Many doctors interpreted this as an attempt—albeit with verbal parachutes attached—to keep them from sharing their opinions about health-care reform with their patients. This position is troubling on many levels.

The AMA was not only a major supporter of ObamaCare but also an accomplice in its passage. Without the support of the AMA it is quite possible that the health-care reform initiative would have failed. So why the effort to silence other doctors? The AMA is not only worried about protecting this misguided legislation, it is worried about protecting itself.

In the weeks since passage of this 2,700 page bill, more and more of its policy land-mines have exploded, including rising insurance premiums and admissions of inevitable rationing. Not surprisingly, an increasing number of physicians have expressed alarm over the impact that the legislation will have on their patients. This growing opposition makes the actions of the AMA, which represents only 17% of the doctors in the U.S., look very bad.

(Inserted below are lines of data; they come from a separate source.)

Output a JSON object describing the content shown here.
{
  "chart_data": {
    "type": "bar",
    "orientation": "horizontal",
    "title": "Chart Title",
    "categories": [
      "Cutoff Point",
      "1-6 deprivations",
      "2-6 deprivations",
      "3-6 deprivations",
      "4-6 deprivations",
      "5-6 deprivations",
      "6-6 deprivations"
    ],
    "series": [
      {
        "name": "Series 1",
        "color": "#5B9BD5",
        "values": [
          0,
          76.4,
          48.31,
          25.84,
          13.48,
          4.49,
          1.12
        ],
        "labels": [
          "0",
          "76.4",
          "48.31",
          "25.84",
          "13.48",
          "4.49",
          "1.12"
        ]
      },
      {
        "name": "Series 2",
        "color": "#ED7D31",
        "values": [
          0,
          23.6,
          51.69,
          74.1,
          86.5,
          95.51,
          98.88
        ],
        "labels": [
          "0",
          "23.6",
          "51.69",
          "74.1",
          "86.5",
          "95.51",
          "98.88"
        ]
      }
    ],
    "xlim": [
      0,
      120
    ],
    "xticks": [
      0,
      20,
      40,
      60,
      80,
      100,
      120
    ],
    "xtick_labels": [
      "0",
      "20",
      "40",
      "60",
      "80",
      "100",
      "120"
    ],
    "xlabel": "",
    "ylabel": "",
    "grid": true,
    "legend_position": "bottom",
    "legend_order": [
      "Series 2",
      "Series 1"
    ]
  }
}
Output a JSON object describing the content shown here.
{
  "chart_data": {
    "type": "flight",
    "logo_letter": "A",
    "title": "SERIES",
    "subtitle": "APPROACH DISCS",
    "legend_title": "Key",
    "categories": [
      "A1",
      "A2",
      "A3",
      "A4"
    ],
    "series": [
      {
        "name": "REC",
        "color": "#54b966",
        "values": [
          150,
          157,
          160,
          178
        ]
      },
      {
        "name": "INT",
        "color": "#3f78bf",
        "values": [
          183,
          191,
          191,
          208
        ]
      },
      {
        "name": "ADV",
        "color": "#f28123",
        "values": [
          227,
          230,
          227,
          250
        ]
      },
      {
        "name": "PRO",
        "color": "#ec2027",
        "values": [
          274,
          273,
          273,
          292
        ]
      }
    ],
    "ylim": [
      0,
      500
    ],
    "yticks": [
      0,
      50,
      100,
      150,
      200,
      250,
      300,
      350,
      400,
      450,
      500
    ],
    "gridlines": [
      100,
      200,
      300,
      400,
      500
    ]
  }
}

It is essential to understand the primary reason the AMA stands alongside President Obama on health-care reform. The organization wants to protect a monopoly that the federal government has created for it—a medical coding system administered by the AMA that every health-care professional and hospital must use if they wish to get paid for the services they provide. This monopoly generates income of $70 million to $100 million annually for the AMA. That makes the AMA less an association looking out for doctors and more a special-interest group beholden to Congress and the White House.

This isn’t the first time the AMA has acted in its own selfish interests and not the interests of the medical profession. The last time it had a chance to take a public stand against government intrusion into health care was the HillaryCare fight. The AMA disappeared during this debate, leaving others to fight for doctors and patients.

Yet doctors who oppose ObamaCare have not relented. Passage of this bill has stirred in them long dormant political emotions. Doctors across the country are educating their patients about how ObamaCare will limit their freedom to make their own health-care decisions. There are 925,000 doctors in America and the average doctor has at least 2,000 patients, with many of us already asking our patients if we can take two minutes to discuss this bill with them. This terrifies Congress and the White House.

Did someone in Washington give the AMA the order to muzzle outspoken doctors? Could it be Democratic Congressman Henry Waxman, the Malibu coastline representative who calls businesses to appear before his Energy and Commerce Subcommittee if in abiding by securities laws they reveal the hidden costs of ObamaCare? Perhaps it was House Speaker Nancy Pelosi, who has staked her speakership on this bill?

The irony is that in supporting ObamaCare and trying to silence doctors the AMA has forgotten its own mission statement and ethical code: “[T]o help doctors help patients by uniting physicians nationwide to work on the most important professional and public health issues.” It is always medically ethical to tell patients the truth, which is what doctors are now doing by educating them about ObamaCare.

My own group, Docs4PatientCare, which to date represents more than 3,000 doctors, intends to continue providing materials and information to doctors who wish to educate and inform their patients about ObamaCare. We will also continue to challenge ObamaCare advocates whenever they show America the ugly face of intolerance and attempt to silence dissent.

Inasmuch as the AMA is allowed to operate a monopoly under the watchful eye of the federal government, I would expect the GOP Doctors Caucus in the House of Representatives to demand an investigation and request that the AMA fully disclose whether it was pressured by Congressional leadership, the White House or the Department of Health and Human Services to engage in intimidation tactics.

Dr. Scherz, a pediatric urological surgeon at Georgia Urology and Children’s Healthcare of Atlanta, serves on the faculty of Emory University Medical School and is president and cofounder of Docs4PatientCare.